Lesley Brown, Deputy Chief Executive, East Lothian Council
When we first started thinking seriously about the National Self‑Evaluation Framework, my instinct wasn’t to reach for a checklist or a model answer. It was to pause and get my question right: how well do we understand ourselves just now?
Like most councils, East Lothian already does a huge amount of performance reporting, review and improvement activity. Education has long‑established self‑evaluation approaches. Other services are deeply familiar with audit, Best Value and scrutiny.
The issue wasn’t that self‑evaluation wasn’t happening. It was that we didn’t always recognise it as such – or connect it into a shared picture in the way that the National Self -Evaluation Framework asks us to.
Language matters
One of the earliest lessons for me was how much language matters.
If you start by talking about “self‑evaluation” as something new or technical, people can struggle to see themselves in it. But if you start from what services already do – reflecting, reviewing, learning and improving – confidence changes. People realise they are already part of it. That reframing helped reduce anxiety and resistance. It also made the work feel relevant, rather than imposed.

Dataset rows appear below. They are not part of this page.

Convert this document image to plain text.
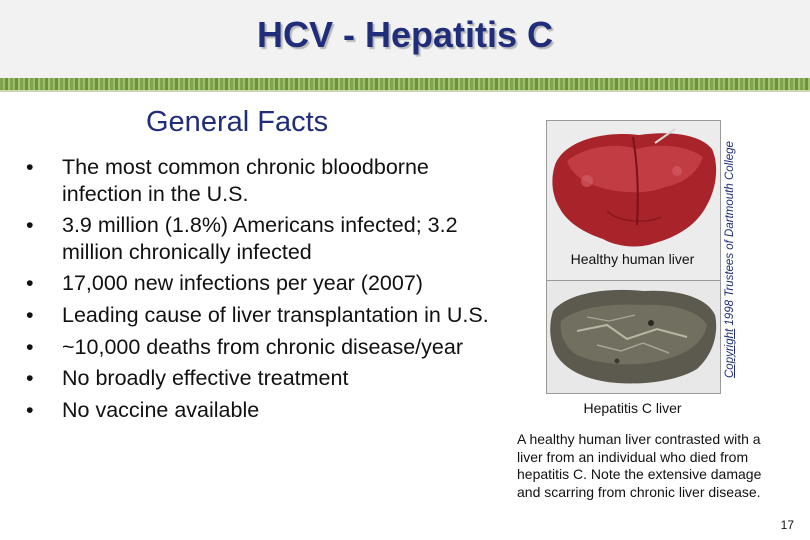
HCV - Hepatitis C
General Facts
• The most common chronic bloodborne infection in the U.S.
• 3.9 million (1.8%) Americans infected; 3.2 million chronically infected
• 17,000 new infections per year (2007)
• Leading cause of liver transplantation in U.S.
• ~10,000 deaths from chronic disease/year
• No broadly effective treatment
• No vaccine available
Healthy human liver
Hepatitis C liver
A healthy human liver contrasted with a liver from an individual who died from hepatitis C. Note the extensive damage and scarring from chronic liver disease.
Copyright 1998 Trustees of Dartmouth College
17
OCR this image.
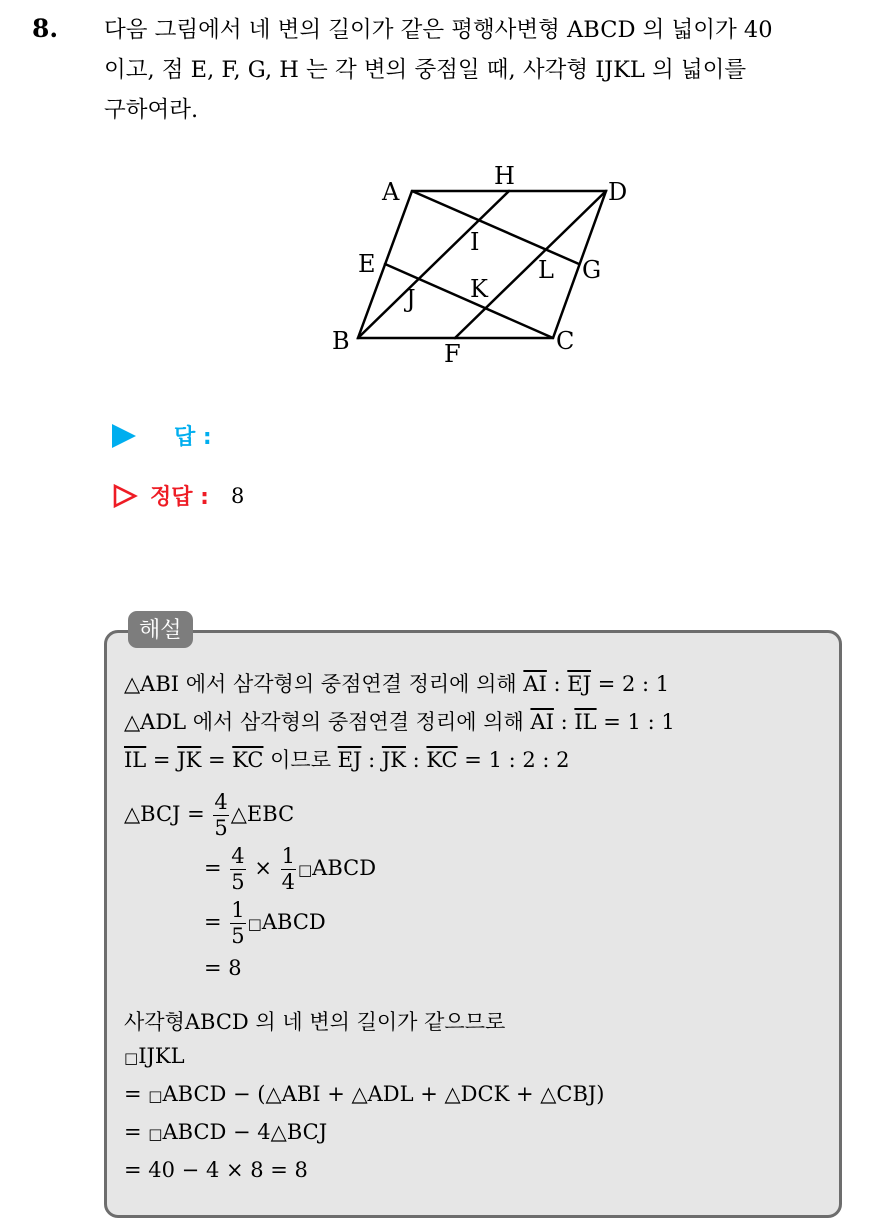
8. 다음 그림에서 네 변의 길이가 같은 평행사변형 ABCD 의 넓이가 40
이고, 점 E, F, G, H 는 각 변의 중점일 때, 사각형 IJKL 의 넓이를
구하여라.
A
H
D
E
I
L G
J K
B	F	C
답 :
정답 : 8
해설
△ABI 에서 삼각형의 중점연결 정리에 의해 $\overline{AI}$ : $\overline{EJ} = 2$ : 1
△ADL 에서 삼각형의 중점연결 정리에 의해 $\overline{AI}$ : $\overline{IL} = 1$ : 1
$\overline{IL} = \overline{JK} = \overline{KC}$ 이므로 $\overline{EJ}$ : $\overline{JK}$ : $\overline{KC} = 1$ : 2 : 2
△BCJ = $\frac{4}{5}$ △EBC
= $\frac{4}{5} \times \frac{1}{4}$ □ABCD
= $\frac{1}{5}$ □ABCD
= 8
사각형ABCD 의 네 변의 길이가 같으므로
□IJKL
= □ABCD − (△ABI + △ADL + △DCK + △CBJ)
= □ABCD − 4△BCJ
= 40 − 4 × 8 = 8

Start somewhere, then follow everywhere
I started from what was familiar to me – my own service areas – and from informal conversations with colleagues. That helped me build an initial sense of where we were, before deliberately widening out. Waiting for a perfect, comprehensive picture would have stalled the work. Starting somewhere created momentum.

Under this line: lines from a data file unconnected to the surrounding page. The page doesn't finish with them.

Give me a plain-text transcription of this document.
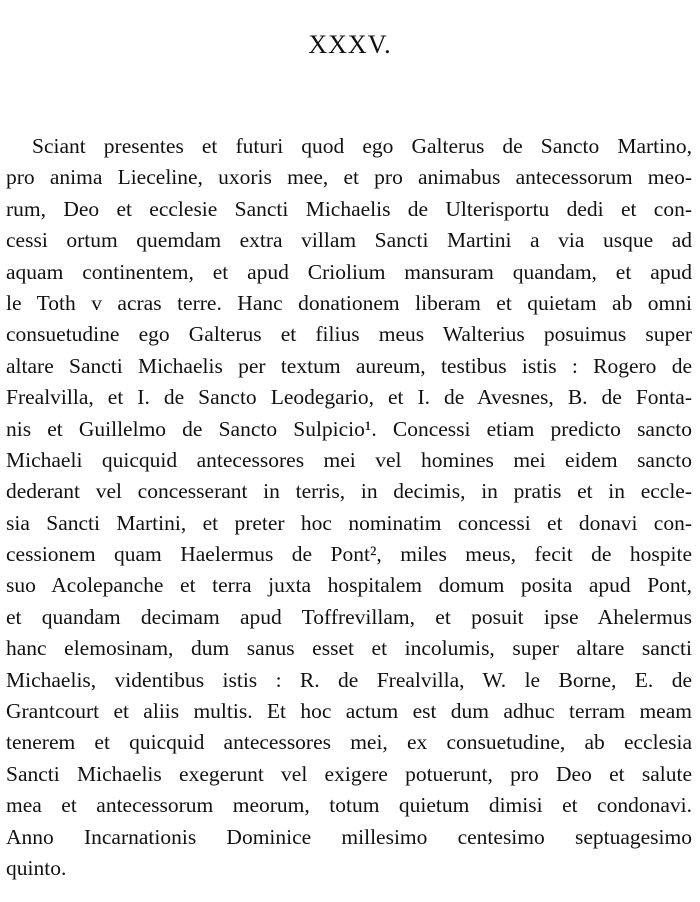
XXXV.
Sciant presentes et futuri quod ego Galterus de Sancto Martino,
pro anima Lieceline, uxoris mee, et pro animabus antecessorum meo-
rum, Deo et ecclesie Sancti Michaelis de Ulterisportu dedi et con-
cessi ortum quemdam extra villam Sancti Martini a via usque ad
aquam continentem, et apud Criolium mansuram quandam, et apud
le Toth v acras terre. Hanc donationem liberam et quietam ab omni
consuetudine ego Galterus et filius meus Walterius posuimus super
altare Sancti Michaelis per textum aureum, testibus istis : Rogero de
Frealvilla, et I. de Sancto Leodegario, et I. de Avesnes, B. de Fonta-
nis et Guillelmo de Sancto Sulpicio¹. Concessi etiam predicto sancto
Michaeli quicquid antecessores mei vel homines mei eidem sancto
dederant vel concesserant in terris, in decimis, in pratis et in eccle-
sia Sancti Martini, et preter hoc nominatim concessi et donavi con-
cessionem quam Haelermus de Pont², miles meus, fecit de hospite
suo Acolepanche et terra juxta hospitalem domum posita apud Pont,
et quandam decimam apud Toffrevillam, et posuit ipse Ahelermus
hanc elemosinam, dum sanus esset et incolumis, super altare sancti
Michaelis, videntibus istis : R. de Frealvilla, W. le Borne, E. de
Grantcourt et aliis multis. Et hoc actum est dum adhuc terram meam
tenerem et quicquid antecessores mei, ex consuetudine, ab ecclesia
Sancti Michaelis exegerunt vel exigere potuerunt, pro Deo et salute
mea et antecessorum meorum, totum quietum dimisi et condonavi.
Anno Incarnationis Dominice millesimo centesimo septuagesimo
quinto.
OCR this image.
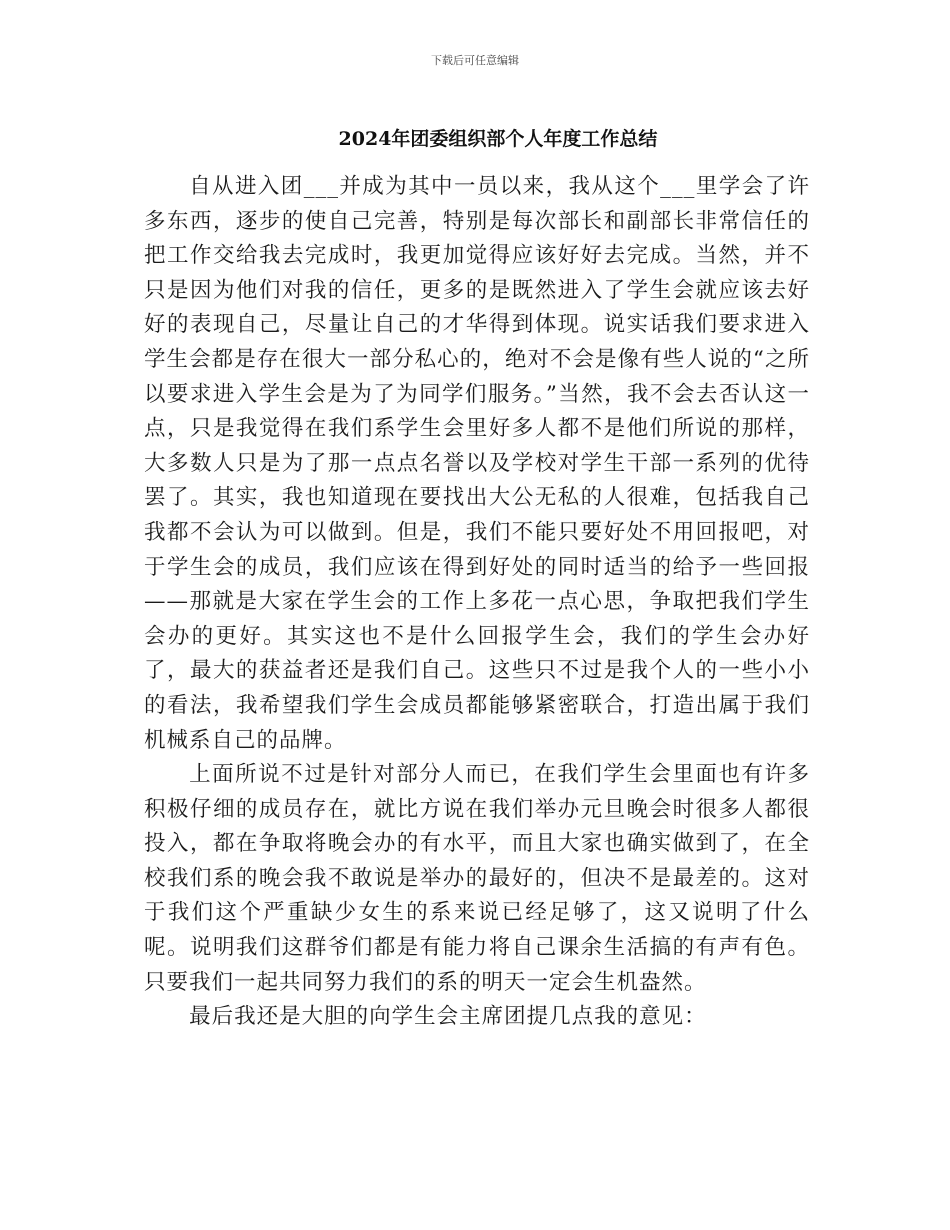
下载后可任意编辑
2024年团委组织部个人年度工作总结

自从进入团___并成为其中一员以来，我从这个___里学会了许多东西，逐步的使自己完善，特别是每次部长和副部长非常信任的把工作交给我去完成时，我更加觉得应该好好去完成。当然，并不只是因为他们对我的信任，更多的是既然进入了学生会就应该去好好的表现自己，尽量让自己的才华得到体现。说实话我们要求进入学生会都是存在很大一部分私心的，绝对不会是像有些人说的“之所以要求进入学生会是为了为同学们服务。”当然，我不会去否认这一点，只是我觉得在我们系学生会里好多人都不是他们所说的那样，大多数人只是为了那一点点名誉以及学校对学生干部一系列的优待罢了。其实，我也知道现在要找出大公无私的人很难，包括我自己我都不会认为可以做到。但是，我们不能只要好处不用回报吧，对于学生会的成员，我们应该在得到好处的同时适当的给予一些回报——那就是大家在学生会的工作上多花一点心思，争取把我们学生会办的更好。其实这也不是什么回报学生会，我们的学生会办好了，最大的获益者还是我们自己。这些只不过是我个人的一些小小的看法，我希望我们学生会成员都能够紧密联合，打造出属于我们机械系自己的品牌。

上面所说不过是针对部分人而已，在我们学生会里面也有许多积极仔细的成员存在，就比方说在我们举办元旦晚会时很多人都很投入，都在争取将晚会办的有水平，而且大家也确实做到了，在全校我们系的晚会我不敢说是举办的最好的，但决不是最差的。这对于我们这个严重缺少女生的系来说已经足够了，这又说明了什么呢。说明我们这群爷们都是有能力将自己课余生活搞的有声有色。只要我们一起共同努力我们的系的明天一定会生机盎然。

最后我还是大胆的向学生会主席团提几点我的意见：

It also reinforced an important principle: this wasn’t about producing a definitive map. It was about knowing enough to clear a way forward.
Ownership sits where improvement happens
Another conscious choice was who to involve, and how. My starting point was the Council Leadership Team. That wasn’t about control – it was about shared understanding and shared ownership. Heads of Service were then asked to engage their own management teams and bring insight back from within their areas.

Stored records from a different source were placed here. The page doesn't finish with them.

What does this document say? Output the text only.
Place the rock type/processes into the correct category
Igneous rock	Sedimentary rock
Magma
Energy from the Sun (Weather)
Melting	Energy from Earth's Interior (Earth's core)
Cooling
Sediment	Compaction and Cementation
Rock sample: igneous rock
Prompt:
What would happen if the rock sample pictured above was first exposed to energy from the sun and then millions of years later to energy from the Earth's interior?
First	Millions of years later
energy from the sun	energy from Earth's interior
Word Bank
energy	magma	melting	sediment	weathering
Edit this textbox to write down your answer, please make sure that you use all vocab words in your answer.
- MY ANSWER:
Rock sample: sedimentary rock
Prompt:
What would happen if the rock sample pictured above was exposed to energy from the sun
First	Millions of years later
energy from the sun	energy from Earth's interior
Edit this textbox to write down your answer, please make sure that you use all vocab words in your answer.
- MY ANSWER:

That approach mattered. It kept the work relational rather than transactional, and avoided it becoming “someone else’s project”.
Close enough is good enough to move
We used a deliberately light‑touch, high‑level survey to understand what approaches to self‑evaluation already existed across the council. It wasn’t designed to capture every detail – and that was intentional.
There is a real risk of tying ourselves in knots by going too granular too early. What we needed at this stage was to spot patterns, understand readiness, and identify where the National Framework might stretch us.
Returns came back in different formats. Education looked familiar. Other services reflected audit or statutory reporting. We resisted the urge to force everything into a single template. Instead, we focused on what the information told us about strengths, blind spots and culture.
Don’t go in thinking you know the answer
One of the most powerful moments came later, when we discussed what should happen next. I’m genuinely glad I didn’t go into the exercise with a pre‑designed solution. The ideas that emerged – establishing a cross‑council steering group, using it as a catalyst rather than a compliance mechanism, bringing elected members into the journey – came from our leadership team. That made them stronger, more credible, and more likely to stick.
A baseline, not a finishing point
I don’t see this work as something to complete and put on the shelf. For me, it’s a baseline – a shared understanding of where we are now, which we can revisit and build on over time.
If there’s one piece of advice I’d offer to others starting this journey, it’s this:
Treat it as an exploration, not a mapping exercise.
Be open‑minded. Expect variation. And trust that, more often than not, you’ll find you’re further ahead than you thought.